La critique communautarienne
À partir des années 1980, plusieurs philosophes critiquent Rawls depuis une position communautarienne : Michael Sandel (Liberalism and the Limits of Justice, 1982), MacIntyre (After Virtue, 1981), Charles Taylor, Michael Walzer (Spheres of Justice, 1983). Leur reproche commun : Rawls présuppose une conception abstraite et désincarnée de la personne (le « moi désengagé » derrière le voile d'ignorance), qui ignore l'enracinement constitutif des individus dans leurs communautés, traditions et liens. Rawls répond en partie à ces critiques dans Political Liberalism en distinguant conception politique et doctrine compréhensive.
Le débat avec Habermas
Le débat avec Jürgen Habermas au milieu des années 1990 est l'un des grands moments de la philosophie politique contemporaine.
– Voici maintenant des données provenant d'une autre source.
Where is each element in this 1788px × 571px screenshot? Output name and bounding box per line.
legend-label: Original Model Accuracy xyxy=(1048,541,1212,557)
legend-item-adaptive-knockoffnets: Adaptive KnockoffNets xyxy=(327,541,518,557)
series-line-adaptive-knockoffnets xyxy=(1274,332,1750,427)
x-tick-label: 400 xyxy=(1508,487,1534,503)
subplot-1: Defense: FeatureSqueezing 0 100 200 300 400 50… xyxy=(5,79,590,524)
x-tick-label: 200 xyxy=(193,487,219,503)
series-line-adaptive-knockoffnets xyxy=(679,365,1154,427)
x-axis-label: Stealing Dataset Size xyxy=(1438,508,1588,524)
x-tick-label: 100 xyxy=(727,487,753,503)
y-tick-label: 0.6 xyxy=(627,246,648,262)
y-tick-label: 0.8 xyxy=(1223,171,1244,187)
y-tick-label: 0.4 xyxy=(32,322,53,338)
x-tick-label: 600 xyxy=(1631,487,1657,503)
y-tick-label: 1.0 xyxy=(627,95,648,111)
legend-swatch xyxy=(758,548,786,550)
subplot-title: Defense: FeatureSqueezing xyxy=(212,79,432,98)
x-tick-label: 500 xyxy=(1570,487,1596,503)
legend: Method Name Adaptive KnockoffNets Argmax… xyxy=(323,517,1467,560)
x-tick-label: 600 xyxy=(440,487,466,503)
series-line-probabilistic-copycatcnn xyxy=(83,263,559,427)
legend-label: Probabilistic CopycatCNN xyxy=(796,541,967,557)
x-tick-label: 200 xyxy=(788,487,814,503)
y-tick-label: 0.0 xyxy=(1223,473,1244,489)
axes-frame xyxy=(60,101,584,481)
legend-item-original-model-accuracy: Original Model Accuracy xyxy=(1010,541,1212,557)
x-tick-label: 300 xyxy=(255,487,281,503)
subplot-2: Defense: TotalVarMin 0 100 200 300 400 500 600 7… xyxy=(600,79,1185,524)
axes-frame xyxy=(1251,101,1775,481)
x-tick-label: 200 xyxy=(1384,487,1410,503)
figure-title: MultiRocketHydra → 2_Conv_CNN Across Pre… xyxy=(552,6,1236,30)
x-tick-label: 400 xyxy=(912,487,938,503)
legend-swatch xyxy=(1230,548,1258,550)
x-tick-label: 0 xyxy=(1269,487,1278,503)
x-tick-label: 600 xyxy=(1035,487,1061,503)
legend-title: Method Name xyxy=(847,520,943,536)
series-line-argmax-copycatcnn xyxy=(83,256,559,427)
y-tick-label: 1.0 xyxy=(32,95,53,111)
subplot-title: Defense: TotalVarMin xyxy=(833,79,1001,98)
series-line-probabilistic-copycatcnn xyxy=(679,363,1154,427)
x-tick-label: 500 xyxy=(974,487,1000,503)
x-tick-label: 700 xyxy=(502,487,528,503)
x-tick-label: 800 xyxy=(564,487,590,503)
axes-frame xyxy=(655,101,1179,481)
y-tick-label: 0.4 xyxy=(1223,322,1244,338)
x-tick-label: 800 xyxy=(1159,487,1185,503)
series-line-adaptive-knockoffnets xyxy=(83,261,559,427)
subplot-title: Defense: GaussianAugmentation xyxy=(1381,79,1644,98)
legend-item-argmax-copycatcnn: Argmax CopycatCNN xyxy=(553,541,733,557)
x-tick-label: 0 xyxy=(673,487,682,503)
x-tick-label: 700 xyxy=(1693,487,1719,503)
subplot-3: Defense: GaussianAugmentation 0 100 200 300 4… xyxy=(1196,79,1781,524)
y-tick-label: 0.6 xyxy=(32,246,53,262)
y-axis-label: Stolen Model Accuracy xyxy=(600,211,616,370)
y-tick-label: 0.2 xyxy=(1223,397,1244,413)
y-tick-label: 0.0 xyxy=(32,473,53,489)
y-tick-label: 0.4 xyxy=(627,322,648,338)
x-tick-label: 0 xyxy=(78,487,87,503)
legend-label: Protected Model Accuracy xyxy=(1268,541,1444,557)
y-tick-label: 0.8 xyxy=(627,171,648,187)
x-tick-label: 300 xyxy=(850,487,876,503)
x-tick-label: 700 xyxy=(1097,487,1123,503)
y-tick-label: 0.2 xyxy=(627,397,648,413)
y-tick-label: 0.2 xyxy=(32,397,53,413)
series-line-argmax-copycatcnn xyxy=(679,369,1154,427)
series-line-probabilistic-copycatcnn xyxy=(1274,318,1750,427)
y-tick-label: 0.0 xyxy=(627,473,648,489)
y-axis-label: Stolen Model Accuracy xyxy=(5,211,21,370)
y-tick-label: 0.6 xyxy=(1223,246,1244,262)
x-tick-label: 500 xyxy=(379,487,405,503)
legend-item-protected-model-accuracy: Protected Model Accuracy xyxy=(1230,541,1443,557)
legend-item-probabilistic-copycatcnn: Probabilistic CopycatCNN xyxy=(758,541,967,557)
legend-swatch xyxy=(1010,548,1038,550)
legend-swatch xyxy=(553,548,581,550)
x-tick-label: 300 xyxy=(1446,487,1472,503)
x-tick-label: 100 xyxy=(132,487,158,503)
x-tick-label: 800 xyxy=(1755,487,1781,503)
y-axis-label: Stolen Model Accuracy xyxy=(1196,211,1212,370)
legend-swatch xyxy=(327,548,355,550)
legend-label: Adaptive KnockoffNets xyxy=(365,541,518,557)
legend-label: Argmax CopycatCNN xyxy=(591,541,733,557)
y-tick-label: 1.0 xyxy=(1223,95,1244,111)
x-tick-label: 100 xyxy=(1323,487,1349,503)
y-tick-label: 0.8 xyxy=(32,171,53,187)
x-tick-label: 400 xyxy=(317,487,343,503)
Habermas critique l'aspect contractualiste hypothétique chez Rawls et défend une approche discursive (la justice n'est pas ce qui serait choisi sous voile, mais ce qui peut être validé dans une discussion réelle libre de toute domination). Rawls répond dans le Journal of Philosophy (1995). Les deux positions, bien que divergentes sur la méthode, partagent beaucoup sur le fond.
Les critiques féministes
Susan Moller Okin (Justice, Gender, and the Family, 1989) montre que Rawls a sous-estimé l'importance de la famille comme institution productrice d'inégalités, et que ses principes devraient s'appliquer aux rapports de genre dans la sphère domestique. Cette critique a profondément renouvelé la lecture de Rawls et la philosophie politique féministe.
Amartya Sen, Martha Nussbaum et l'approche par les capabilités
Amartya Sen et Nussbaum développent à partir des années 1980 une « approche par les capabilités » (capabilities approach) qui critique la métrique rawlsienne des biens premiers (Rawls évalue les positions sociales en termes de ressources distribuables). Sen et Nussbaum soutiennent qu'il faut évaluer les positions en termes de capabilités effectives - ce que les personnes peuvent réellement faire et être. Ce débat structure la théorie contemporaine de la justice sociale et du développement.
L'école rawlsienne
Une véritable école rawlsienne s'est constituée dans la philosophie analytique contemporaine : Thomas Pogge, Joshua Cohen, Samuel Freeman, Christine Korsgaard, T. M. Scanlon, Erin Kelly. Ces philosophes prolongent, défendent, amendent la théorie sur tous les fronts (justice internationale, théorie de la responsabilité, philosophie morale fondamentale).
Pour aller plus loin
- John Rawls, La Justice comme équité. Une reformulation de Théorie de la justice, trad. B. Guillarme, La Découverte, 2003. La meilleure entrée dans l'œuvre de Rawls : version courte et synthétique mise au point par l'auteur lui-même.
- John Rawls, Théorie de la justice, trad. C. Audard, Seuil, 1997. L'œuvre maîtresse intégrale ; lecture exigeante mais récompensée.
- John Rawls, Libéralisme politique, trad. C. Audard, PUF, 1995. Pour comprendre la reformulation tardive et le débat avec les communautariens.
- Will Kymlicka, Les Théories de la justice. Une introduction, La Découverte, 2003. Présentation pédagogique et comparative qui situe Rawls dans le débat contemporain.
- Catherine Audard, John Rawls, Cerf, 2010. Synthèse en français par sa principale traductrice et commentatrice.
- Notice « John Rawls » dans la Stanford Encyclopedia of Philosophy (plato.stanford.edu), par Samuel Freeman.